La novedad desató, pese a que no fue confirmada, reacciones encontradas en la escena política argentina. Rafael Bielsa aseguró ayer que le daría "mucha alegría" ser sucedido en el cargo por el ex vicepresidente, explicando que "es un tipo extraordinario con un pensamiento muy interesante".

Pero en la oposición la posibilidad despertó un fuerte rechazo. Por ejemplo, el dirigente y candidato a senador por Recrear, Ricardo López Murphy, puso en duda la capacidad del fundador del Frepaso como futuro canciller. "No habla ningún idioma extranjero" expresó.

El padrino

BUENOS AIRES

Las relaciones entre Kirchner y su antecesor, el ex presidente Eduardo Duhalde, están calentándose rápidamente.

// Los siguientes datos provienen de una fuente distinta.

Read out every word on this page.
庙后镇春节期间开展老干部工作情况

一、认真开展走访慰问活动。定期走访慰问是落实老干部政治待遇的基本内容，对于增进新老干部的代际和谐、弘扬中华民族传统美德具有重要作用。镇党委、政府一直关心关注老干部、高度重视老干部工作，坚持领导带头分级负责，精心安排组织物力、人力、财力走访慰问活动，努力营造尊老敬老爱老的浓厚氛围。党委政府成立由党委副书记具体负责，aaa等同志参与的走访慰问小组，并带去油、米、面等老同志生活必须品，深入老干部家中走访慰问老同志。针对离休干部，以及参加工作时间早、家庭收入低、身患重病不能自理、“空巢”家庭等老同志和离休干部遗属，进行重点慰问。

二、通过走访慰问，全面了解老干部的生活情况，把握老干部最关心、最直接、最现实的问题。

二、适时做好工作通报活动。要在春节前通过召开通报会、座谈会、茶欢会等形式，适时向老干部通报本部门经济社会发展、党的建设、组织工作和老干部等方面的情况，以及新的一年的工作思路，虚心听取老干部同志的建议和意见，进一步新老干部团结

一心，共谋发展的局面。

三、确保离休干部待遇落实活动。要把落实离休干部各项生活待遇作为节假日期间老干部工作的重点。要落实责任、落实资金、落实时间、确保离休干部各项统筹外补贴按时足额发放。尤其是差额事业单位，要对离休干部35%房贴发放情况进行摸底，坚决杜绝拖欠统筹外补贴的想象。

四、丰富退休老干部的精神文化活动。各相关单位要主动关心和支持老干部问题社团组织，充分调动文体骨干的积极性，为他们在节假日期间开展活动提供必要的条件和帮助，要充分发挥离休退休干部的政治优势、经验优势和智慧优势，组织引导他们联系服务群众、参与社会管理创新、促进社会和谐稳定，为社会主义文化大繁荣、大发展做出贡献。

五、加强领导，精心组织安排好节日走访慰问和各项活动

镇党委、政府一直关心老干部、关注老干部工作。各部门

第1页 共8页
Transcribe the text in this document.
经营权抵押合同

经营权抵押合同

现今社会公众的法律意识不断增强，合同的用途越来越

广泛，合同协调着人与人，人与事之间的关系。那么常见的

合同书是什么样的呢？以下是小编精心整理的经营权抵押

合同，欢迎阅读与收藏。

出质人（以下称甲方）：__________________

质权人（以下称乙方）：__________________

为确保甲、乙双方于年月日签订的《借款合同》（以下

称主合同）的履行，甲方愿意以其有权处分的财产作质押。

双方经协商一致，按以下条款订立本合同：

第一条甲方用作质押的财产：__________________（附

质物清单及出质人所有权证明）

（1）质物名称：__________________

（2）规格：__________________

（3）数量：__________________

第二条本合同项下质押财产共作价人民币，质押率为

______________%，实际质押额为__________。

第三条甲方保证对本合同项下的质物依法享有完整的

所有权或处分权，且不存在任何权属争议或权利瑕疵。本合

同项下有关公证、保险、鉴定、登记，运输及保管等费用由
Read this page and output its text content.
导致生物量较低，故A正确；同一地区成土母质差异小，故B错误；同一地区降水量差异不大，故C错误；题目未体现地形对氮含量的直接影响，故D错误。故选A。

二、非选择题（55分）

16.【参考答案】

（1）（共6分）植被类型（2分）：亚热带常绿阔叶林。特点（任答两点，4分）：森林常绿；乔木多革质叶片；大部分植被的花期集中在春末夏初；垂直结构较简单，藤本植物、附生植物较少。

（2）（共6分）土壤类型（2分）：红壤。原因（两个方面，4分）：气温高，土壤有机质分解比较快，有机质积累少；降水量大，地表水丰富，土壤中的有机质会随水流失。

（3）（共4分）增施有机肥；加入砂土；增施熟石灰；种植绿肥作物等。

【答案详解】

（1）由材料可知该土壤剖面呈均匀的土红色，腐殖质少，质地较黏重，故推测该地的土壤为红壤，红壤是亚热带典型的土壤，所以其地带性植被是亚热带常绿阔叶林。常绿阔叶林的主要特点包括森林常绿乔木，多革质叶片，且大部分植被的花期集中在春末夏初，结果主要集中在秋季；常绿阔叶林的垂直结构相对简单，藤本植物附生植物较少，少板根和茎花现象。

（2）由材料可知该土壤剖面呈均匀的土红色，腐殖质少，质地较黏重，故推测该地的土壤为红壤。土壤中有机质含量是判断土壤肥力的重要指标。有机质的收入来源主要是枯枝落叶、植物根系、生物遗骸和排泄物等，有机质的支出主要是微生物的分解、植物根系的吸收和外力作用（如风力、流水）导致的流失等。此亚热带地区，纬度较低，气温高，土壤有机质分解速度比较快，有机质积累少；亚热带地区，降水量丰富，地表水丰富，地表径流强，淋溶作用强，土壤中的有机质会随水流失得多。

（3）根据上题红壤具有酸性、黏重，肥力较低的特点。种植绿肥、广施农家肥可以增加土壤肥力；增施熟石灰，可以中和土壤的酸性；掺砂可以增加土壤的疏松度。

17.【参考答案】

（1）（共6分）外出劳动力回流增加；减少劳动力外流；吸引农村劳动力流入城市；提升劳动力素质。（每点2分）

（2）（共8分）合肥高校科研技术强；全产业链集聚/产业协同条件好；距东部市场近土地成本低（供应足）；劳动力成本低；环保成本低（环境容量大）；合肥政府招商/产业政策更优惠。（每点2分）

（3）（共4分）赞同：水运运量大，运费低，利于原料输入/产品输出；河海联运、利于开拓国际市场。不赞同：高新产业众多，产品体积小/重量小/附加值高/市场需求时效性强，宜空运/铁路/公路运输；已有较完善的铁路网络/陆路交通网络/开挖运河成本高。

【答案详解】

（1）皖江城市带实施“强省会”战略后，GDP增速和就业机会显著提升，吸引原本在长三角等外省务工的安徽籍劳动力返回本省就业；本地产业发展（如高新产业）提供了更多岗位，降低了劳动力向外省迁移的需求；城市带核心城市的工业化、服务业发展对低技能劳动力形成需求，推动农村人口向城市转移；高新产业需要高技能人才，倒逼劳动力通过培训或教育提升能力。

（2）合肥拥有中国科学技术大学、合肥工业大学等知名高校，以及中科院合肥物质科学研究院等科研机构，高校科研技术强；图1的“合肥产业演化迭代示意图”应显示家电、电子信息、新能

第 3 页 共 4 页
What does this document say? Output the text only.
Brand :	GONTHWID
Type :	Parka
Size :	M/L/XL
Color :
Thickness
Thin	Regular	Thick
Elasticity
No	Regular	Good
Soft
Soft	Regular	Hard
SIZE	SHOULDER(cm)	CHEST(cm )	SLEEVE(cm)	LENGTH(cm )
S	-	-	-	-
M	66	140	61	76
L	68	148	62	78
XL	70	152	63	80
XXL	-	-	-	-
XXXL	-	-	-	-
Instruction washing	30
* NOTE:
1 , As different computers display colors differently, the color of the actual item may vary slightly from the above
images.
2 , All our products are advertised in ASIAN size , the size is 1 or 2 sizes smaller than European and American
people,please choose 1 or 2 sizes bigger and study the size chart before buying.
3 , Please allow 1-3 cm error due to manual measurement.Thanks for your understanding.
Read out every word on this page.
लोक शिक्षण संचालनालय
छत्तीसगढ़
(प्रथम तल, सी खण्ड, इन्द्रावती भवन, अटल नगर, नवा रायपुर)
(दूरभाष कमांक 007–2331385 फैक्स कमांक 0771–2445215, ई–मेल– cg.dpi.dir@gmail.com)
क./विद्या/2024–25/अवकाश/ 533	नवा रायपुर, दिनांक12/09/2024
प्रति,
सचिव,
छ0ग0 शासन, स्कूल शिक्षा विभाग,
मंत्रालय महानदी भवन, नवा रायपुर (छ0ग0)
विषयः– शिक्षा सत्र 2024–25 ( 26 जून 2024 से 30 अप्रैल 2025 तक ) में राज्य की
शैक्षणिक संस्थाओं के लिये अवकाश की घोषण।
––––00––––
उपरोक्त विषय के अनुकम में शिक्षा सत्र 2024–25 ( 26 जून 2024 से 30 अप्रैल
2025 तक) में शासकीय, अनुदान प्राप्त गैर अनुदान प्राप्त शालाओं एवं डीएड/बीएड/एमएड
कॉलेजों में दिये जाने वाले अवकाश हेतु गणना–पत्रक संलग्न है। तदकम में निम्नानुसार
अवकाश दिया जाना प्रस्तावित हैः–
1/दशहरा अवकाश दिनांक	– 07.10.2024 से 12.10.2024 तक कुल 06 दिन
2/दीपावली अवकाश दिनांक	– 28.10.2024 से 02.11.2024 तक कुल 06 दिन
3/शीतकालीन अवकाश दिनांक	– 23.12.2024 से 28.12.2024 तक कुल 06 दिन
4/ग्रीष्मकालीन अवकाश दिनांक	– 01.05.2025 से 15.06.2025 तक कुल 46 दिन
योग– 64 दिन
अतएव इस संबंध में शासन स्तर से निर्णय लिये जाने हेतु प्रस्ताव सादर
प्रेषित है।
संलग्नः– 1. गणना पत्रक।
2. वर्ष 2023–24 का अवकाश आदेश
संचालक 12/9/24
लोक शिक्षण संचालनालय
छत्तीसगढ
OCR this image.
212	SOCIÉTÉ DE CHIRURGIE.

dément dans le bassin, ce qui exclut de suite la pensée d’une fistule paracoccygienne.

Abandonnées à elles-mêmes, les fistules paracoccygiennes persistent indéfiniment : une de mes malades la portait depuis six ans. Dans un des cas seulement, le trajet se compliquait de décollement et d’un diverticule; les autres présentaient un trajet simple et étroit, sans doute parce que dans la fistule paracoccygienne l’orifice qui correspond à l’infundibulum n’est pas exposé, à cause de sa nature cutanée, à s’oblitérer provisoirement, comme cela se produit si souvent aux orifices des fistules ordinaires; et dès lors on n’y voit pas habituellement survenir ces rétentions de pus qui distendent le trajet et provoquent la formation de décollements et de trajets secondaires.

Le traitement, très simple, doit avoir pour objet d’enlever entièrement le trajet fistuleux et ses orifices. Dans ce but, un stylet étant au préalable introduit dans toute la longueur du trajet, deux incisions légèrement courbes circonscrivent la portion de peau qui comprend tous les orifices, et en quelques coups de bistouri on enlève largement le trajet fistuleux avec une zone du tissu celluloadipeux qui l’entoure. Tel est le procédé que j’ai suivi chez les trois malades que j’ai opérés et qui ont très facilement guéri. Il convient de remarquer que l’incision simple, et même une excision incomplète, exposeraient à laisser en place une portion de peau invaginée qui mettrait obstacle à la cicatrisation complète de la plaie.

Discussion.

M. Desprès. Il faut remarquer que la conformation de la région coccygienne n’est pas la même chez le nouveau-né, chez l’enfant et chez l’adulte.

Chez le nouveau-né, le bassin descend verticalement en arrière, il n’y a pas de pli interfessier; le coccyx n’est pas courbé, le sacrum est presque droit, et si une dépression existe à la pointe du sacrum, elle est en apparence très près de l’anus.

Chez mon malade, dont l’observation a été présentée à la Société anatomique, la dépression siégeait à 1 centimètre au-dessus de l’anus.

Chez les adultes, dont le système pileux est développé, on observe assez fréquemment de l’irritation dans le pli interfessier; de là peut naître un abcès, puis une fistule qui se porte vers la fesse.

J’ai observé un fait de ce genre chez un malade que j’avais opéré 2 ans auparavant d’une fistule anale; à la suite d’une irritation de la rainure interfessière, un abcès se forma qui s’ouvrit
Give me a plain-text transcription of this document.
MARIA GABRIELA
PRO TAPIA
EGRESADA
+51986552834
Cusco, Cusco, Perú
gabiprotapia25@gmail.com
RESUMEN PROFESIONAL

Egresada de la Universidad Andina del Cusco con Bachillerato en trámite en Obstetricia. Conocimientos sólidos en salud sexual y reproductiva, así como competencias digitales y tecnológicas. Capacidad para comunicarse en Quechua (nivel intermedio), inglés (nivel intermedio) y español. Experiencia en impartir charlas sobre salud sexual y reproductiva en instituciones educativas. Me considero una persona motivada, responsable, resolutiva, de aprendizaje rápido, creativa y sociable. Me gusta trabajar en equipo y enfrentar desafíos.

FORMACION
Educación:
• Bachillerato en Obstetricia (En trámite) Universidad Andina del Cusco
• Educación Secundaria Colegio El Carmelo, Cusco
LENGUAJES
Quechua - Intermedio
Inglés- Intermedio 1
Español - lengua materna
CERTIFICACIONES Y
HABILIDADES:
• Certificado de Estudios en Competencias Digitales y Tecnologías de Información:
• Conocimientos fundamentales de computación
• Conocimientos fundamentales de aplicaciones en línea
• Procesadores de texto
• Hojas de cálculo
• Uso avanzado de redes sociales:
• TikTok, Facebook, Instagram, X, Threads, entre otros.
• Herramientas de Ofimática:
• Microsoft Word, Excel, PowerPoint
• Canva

Hasta los últimos días la disputa se había mantendo en un marco de relativa cordialidad, sin fuertes agresiones. Pero el jueves, en su presentación como candidata, Cristina Kirchner rompió el hielo: comparó a Duhalde con El Padrino, personaje mafioso de F. F. Coppola. Y ese fue el puntapié inicial de una larga serie de encontronazos, que comienzan a pautar lo que probablemente sea el tono general de la campaña: una disputa a muerte entre las facciones peronistas. Como señaló Rafael Bielsa, "el discurso de Cristina va a ser recordado como un punto de inflexión en la historia política del país".

Proscripciones peronistas

El presidente Néstor Kirchner acuso el martes a la oposición de "proscribir" al peronismo, apelando a cuando, hace 40 años, Juan Domingo Perón tenía prohibido presentarse a las elecciones.

El Partido Socialista, en una maniobra a la que después se sumaron otros partidos de la oposición, impugnó a los principales candidatos del Frente para la Victoria, que impulsa Kirchner.

El argumento estriba en que en el caso de que las dos facciones en las que se presentan los peronistas a las elecciones se impongan en Buenos Aires, esta fuerza política se llevaría todos los senadores en disputa, lo que es inconstitucional.

La oposición exige entonces al peronismo que dirima con elecciones internas una sola lista.

Pese a que la solicitud tiene pocas posibilidades de ser recogida por la justicia, el presidente respondió ayer en forma furibunda, acusando a la oposición de "proscribir" a la coalición que impulsa a su esposa, Cristina Fernández.

El concepto, que el martes repitió el presidente en varias ocasiones, tiene inevitables reminiscencias épicas para el peronismo y fue rescatado tambien por el ex presidente Carlos Menem en 1999: alude a la decisión militar tras el golpe de 1955 de impedir a Juan Domingo Perón presentarse a las elecciones.